The goal of WCIO is to establish Interventional Oncology as the 4th house of cancer care. In essence, we are creating a new specialty of medicine. Routine integration of image-guided therapy into cancer treatment guidelines will require many things: proof of benefit, education of other oncologic specialists, patient awareness, and provision of high-quality clinical care by IO’s.
One of WCIO’s corporate partners has done extensive market research into the barriers to utilization of their product, an FDA-approved device for treatment of colorectal liver metastases. They estimate that only 5% of patients who could potentially benefit are offered it. Their research identifies two major barriers: lack of awareness among medical oncologists, who are the gatekeepers for these patients, and lack of competent clinical interventional oncologists to whom to refer patients! Specifically, the majority of medical oncologists said that no interventional oncologist participated in their tumor board, and that they did not know anyone who offered image-guided cancer therapy.

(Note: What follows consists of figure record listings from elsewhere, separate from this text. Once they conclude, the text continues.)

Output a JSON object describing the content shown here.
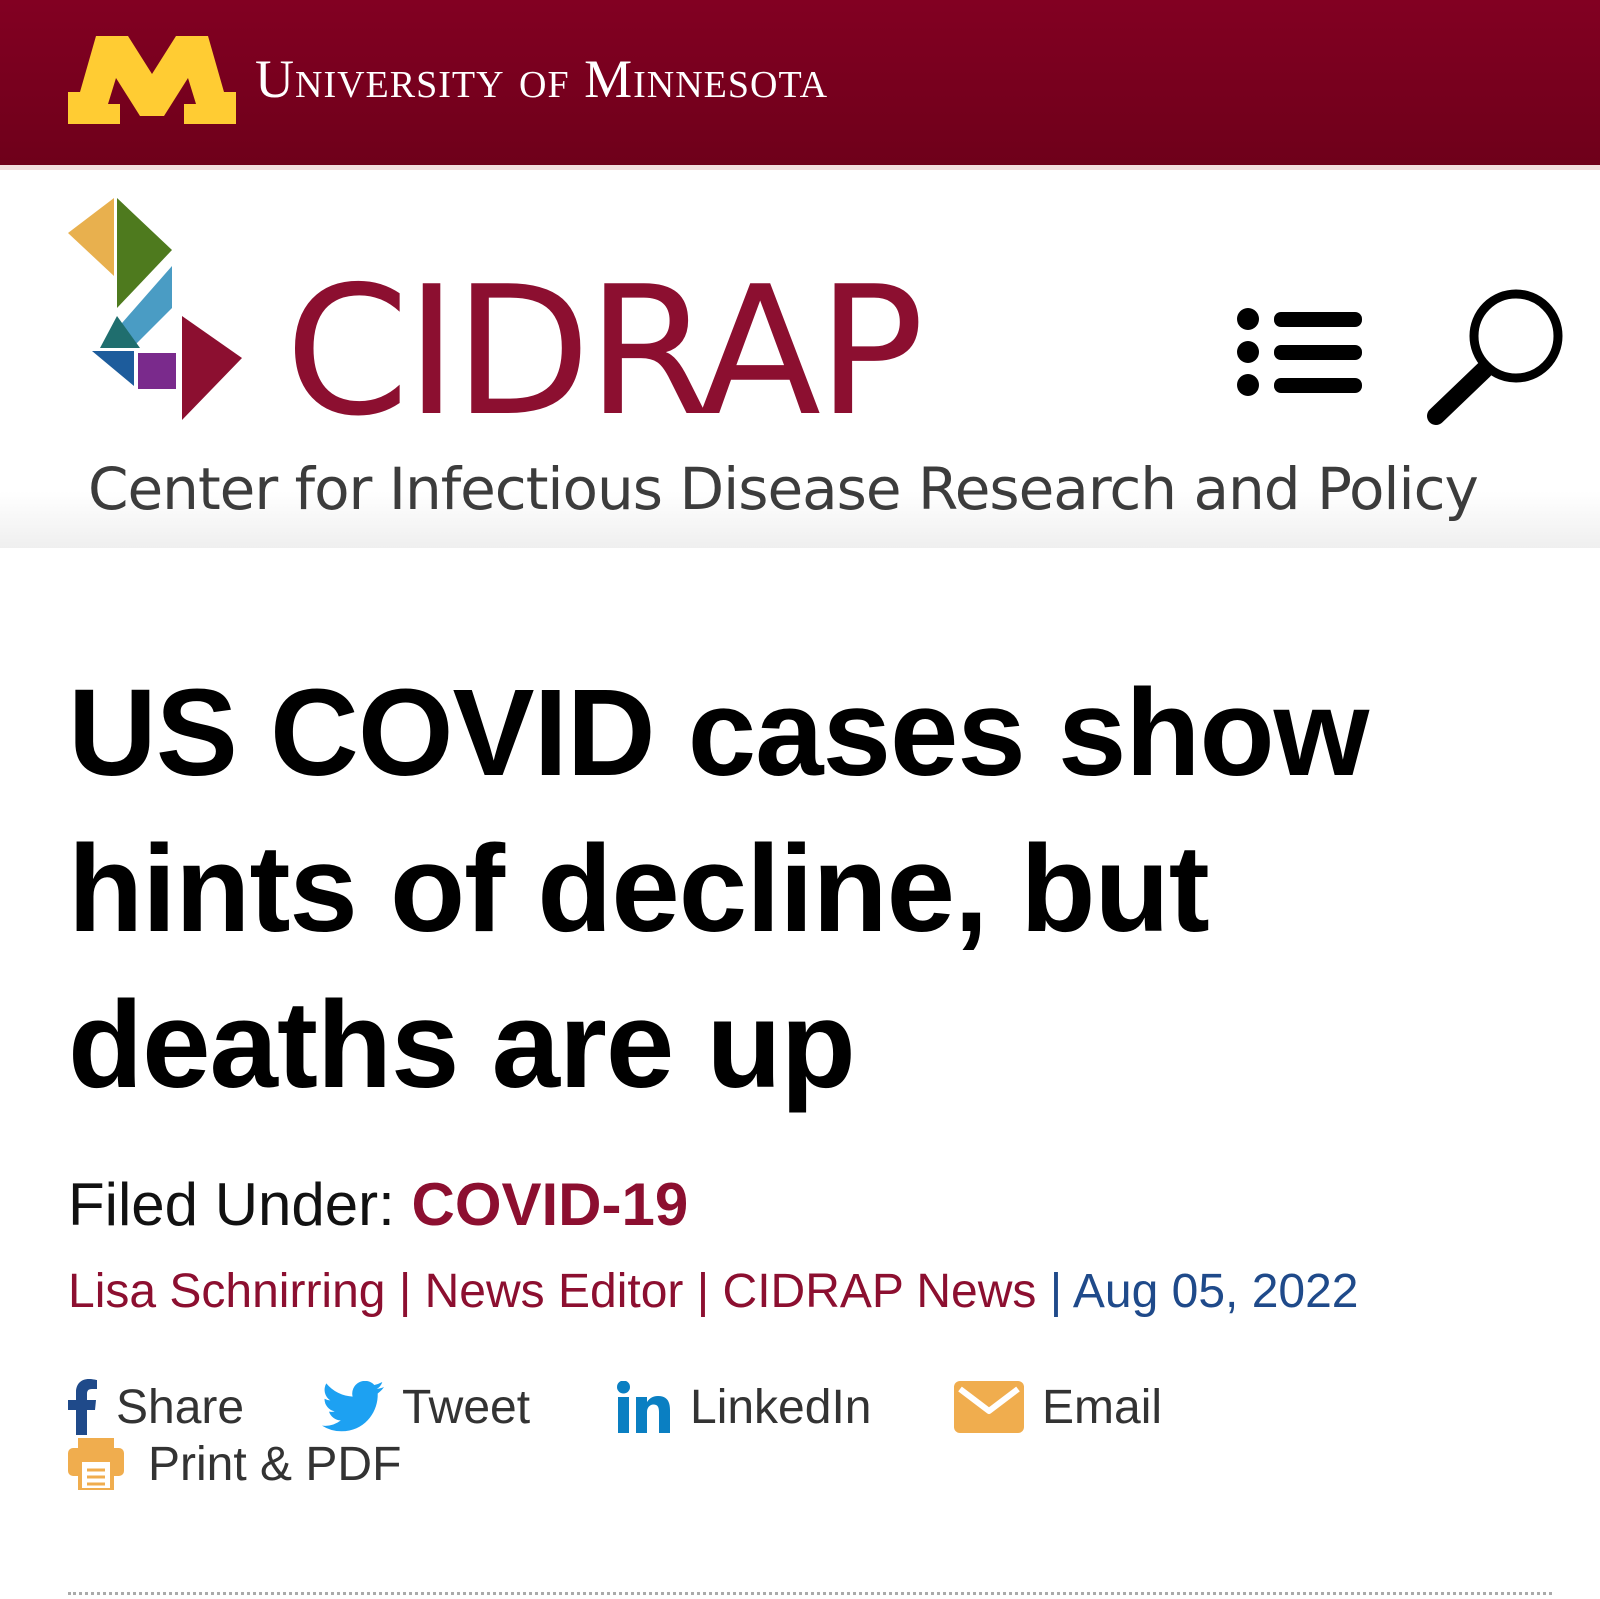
{
  "university": {
    "name": "University of Minnesota",
    "logo_icon": "umn-block-m-icon",
    "gold": "#ffcc33",
    "maroon": "#7a0019"
  },
  "site": {
    "logo_text": "CIDRAP",
    "tagline": "Center for Infectious Disease Research and Policy",
    "brand_color": "#8c0f30",
    "menu_icon": "list-menu-icon",
    "search_icon": "search-icon"
  },
  "article": {
    "headline": "US COVID cases show hints of decline, but deaths are up",
    "filed_under_label": "Filed Under:",
    "category": "COVID-19",
    "author": "Lisa Schnirring",
    "sep1": "|",
    "role": "News Editor",
    "sep2": "|",
    "outlet": "CIDRAP News",
    "sep3": "|",
    "date": "Aug 05, 2022"
  },
  "share": {
    "facebook": {
      "label": "Share",
      "icon": "facebook-icon",
      "color": "#3b5998"
    },
    "twitter": {
      "label": "Tweet",
      "icon": "twitter-icon",
      "color": "#1da1f2"
    },
    "linkedin": {
      "label": "LinkedIn",
      "icon": "linkedin-icon",
      "color": "#0077b5"
    },
    "email": {
      "label": "Email",
      "icon": "envelope-icon",
      "color": "#f0ad4e"
    },
    "print": {
      "label": "Print & PDF",
      "icon": "printer-icon",
      "color": "#f0ad4e"
    }
  }
}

I practice in Philadelphia, a city with five university health systems, about 50 metropolitan area hospitals, and a long legacy of IR training. Skilled practitioners of interventional oncology abound. If you cross the Delaware River, it is 60 miles to the Atlantic Ocean through southern New Jersey, an area with a population of 2.4 million and the 6th highest incidence of cancer among the 50 states. (#1 -- Maine! -- who would have guessed?) Yet not a single South Jersey hospital has a Y-90 program.
IO clinical trials, physician and patient education will be for nought if no one is there to answer when the phone rings. There is a huge and growing market for image-guided cancer therapy, which requires rapid expansion of the pool of interventional oncologists who are ready to take a seat at the table during tumor board.
For eight years the WCIO Annual Scientific Meeting has educated thousands of practitioners through state of the art sessions, mock tumor boards, workshops and how-to sessions, but this is not enough. Through IO Central, we hope to expand education year-‘round to a global audience. More importantly, we need to feed the pipeline with eager trainees honed in a curriculum tailored to IO. At the 2012 Annual Meeting, we introduced targeted programs for Fellows, residents and medical students. With generous industry support, 80 Fellows and more than 140 students and residents attended WCIO 2012. Riad Salem, Bill Rilling, and Bobby Lewandowski put together a fabulous program including an evening symposia focussing on starting an IO practice and a private tour of the exhibit hall.
All Fellows received autographed copies of Geschwind & Soulen’s textbook Interventional Oncology.Scores of questions during and after the meeting testify to the excitement and engagement of these future practitioners. I’ll share more specific responses in subsequent columns.
Bringing trainees to WCIO is a great way to build excitement and awareness of IO. But where will they get the training they need to function as clinical interventional oncologist? Most IR fellowships still perpetuate in the 20th-century hospital-service model of practice. Even those with modern clinical practice models have insufficient time to educate trainees in the full spectrum of cancer care. The WCIO leadership recognizes the need for dedicated training in IO and is forming a task force to create anIO training scheme. We welcome input from the IO Central community. Tell us your ideas for the ideal IO training program, and how it could be implemented in your country.